The photon energy formula E = hc/λ is fundamental to modern physics:

Energy is inversely proportional to wavelength: Short wavelengths (gamma rays, X-rays) carry high energy; long wavelengths (radio waves) carry low energy
The constant hc = 1239.84 eV·nm enables simple calculations for visible light
Photon energy determines what physical and chemical processes are possible (photoelectric effect, photosynthesis, ionization)
Applications span from spectroscopy and medical imaging to solar cells and LEDs
Visible light photons have energies of about 1.77-3.26 eV (red to violet)

Frequently Asked Questions

The photon energy formula is E = hf = hc/λ, where h is Planck's constant (6.626 × 10⁻³⁴ J·s), f is frequency, c is the speed of light, and λ is wavelength.
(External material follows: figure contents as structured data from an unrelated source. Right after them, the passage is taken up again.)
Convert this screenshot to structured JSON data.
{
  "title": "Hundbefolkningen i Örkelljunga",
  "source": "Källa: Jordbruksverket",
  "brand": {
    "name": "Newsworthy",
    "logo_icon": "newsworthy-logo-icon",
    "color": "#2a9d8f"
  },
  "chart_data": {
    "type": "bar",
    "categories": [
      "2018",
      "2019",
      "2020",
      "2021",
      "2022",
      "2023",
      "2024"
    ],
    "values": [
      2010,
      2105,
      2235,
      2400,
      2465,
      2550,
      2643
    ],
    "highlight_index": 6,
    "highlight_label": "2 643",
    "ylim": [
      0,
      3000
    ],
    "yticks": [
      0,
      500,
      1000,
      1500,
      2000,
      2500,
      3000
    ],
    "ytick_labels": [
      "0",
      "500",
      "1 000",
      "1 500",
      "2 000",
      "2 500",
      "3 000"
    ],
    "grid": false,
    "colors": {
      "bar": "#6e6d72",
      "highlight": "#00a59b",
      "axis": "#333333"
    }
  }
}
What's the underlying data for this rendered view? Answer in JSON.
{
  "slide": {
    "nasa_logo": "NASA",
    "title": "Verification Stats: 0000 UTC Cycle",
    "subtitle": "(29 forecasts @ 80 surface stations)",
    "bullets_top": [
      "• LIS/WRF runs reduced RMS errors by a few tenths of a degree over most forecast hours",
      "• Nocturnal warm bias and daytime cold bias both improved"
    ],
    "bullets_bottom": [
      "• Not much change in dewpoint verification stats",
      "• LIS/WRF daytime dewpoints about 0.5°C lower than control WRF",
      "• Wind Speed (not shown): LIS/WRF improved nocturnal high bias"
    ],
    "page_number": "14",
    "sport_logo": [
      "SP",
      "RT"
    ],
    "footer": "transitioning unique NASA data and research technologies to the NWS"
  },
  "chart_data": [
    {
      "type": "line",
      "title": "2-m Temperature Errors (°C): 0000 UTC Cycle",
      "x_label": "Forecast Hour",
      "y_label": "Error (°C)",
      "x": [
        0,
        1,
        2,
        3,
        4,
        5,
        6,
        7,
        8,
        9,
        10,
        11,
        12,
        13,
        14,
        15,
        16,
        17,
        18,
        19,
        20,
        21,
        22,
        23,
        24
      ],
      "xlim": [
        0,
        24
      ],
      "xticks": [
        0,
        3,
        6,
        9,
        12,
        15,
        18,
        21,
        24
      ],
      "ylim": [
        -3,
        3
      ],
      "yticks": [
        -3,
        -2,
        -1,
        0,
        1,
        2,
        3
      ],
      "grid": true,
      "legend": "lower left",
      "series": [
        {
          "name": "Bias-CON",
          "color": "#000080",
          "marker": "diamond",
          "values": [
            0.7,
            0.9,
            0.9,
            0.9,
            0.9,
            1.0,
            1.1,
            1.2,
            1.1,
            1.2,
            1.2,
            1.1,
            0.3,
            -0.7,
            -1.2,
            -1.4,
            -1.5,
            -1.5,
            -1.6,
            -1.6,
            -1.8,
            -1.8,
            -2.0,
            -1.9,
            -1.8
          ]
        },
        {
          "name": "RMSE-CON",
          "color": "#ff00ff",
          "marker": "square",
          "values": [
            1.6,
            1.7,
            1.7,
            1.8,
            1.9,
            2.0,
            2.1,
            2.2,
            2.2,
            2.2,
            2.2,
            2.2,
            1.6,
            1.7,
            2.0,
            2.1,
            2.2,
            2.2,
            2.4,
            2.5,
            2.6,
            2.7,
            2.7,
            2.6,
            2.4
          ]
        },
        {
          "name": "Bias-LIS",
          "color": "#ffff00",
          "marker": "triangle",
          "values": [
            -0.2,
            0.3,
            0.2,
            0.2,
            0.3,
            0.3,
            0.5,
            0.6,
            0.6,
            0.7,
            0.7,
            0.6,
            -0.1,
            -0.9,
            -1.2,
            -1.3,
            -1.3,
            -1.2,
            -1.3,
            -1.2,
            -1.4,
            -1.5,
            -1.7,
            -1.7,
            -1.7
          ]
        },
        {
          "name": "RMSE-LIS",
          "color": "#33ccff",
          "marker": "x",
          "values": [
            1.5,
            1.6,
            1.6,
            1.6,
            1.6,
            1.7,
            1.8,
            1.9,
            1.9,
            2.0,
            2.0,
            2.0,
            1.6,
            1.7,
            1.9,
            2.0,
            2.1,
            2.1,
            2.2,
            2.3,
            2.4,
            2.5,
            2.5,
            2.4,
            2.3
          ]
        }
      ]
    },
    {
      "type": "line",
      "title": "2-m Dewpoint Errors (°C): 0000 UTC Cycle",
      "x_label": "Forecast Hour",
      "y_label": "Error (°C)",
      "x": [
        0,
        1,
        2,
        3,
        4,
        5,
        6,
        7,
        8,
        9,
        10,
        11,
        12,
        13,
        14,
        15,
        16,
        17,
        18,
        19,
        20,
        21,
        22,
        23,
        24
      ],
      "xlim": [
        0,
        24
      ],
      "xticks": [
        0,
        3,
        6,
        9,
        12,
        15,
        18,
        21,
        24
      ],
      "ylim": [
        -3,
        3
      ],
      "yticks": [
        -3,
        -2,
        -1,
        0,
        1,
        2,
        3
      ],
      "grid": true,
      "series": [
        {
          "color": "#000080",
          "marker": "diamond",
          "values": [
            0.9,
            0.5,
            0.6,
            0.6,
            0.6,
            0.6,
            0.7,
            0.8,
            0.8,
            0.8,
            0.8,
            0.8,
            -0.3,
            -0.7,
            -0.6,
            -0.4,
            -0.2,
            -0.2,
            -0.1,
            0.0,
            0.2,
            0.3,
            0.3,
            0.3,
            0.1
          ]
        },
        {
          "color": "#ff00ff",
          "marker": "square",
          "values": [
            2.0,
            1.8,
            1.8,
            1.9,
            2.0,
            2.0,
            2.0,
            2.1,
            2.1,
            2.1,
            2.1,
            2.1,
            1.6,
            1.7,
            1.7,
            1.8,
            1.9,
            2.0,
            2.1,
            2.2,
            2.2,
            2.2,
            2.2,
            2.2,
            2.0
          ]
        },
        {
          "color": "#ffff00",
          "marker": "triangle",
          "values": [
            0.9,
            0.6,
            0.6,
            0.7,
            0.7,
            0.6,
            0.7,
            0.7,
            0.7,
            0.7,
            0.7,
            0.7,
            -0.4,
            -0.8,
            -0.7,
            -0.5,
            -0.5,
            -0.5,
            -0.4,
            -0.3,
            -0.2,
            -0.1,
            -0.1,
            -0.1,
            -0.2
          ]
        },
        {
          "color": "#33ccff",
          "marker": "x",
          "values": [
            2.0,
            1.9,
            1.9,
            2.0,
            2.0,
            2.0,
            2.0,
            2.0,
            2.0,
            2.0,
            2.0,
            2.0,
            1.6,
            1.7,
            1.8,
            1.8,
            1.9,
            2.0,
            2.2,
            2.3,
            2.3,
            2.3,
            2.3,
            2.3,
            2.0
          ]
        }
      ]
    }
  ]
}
For wavelength in nanometers, use E (eV) = 1239.84 / λ (nm).

Because E = hc/λ shows an inverse relationship. Shorter wavelength means higher frequency (f = c/λ), and since E = hf, higher frequency means higher energy. Think of it as more oscillations per second carrying more energy.

Visible light spans 380-700 nm, corresponding to energies of 1.77 eV (red, 700 nm) to 3.26 eV (violet, 380 nm). Green light at 550 nm has an energy of about 2.25 eV.

1 eV = 1.602 × 10⁻¹⁹ J. To convert joules to eV, divide by 1.602 × 10⁻¹⁹. To convert eV to joules, multiply by 1.602 × 10⁻¹⁹.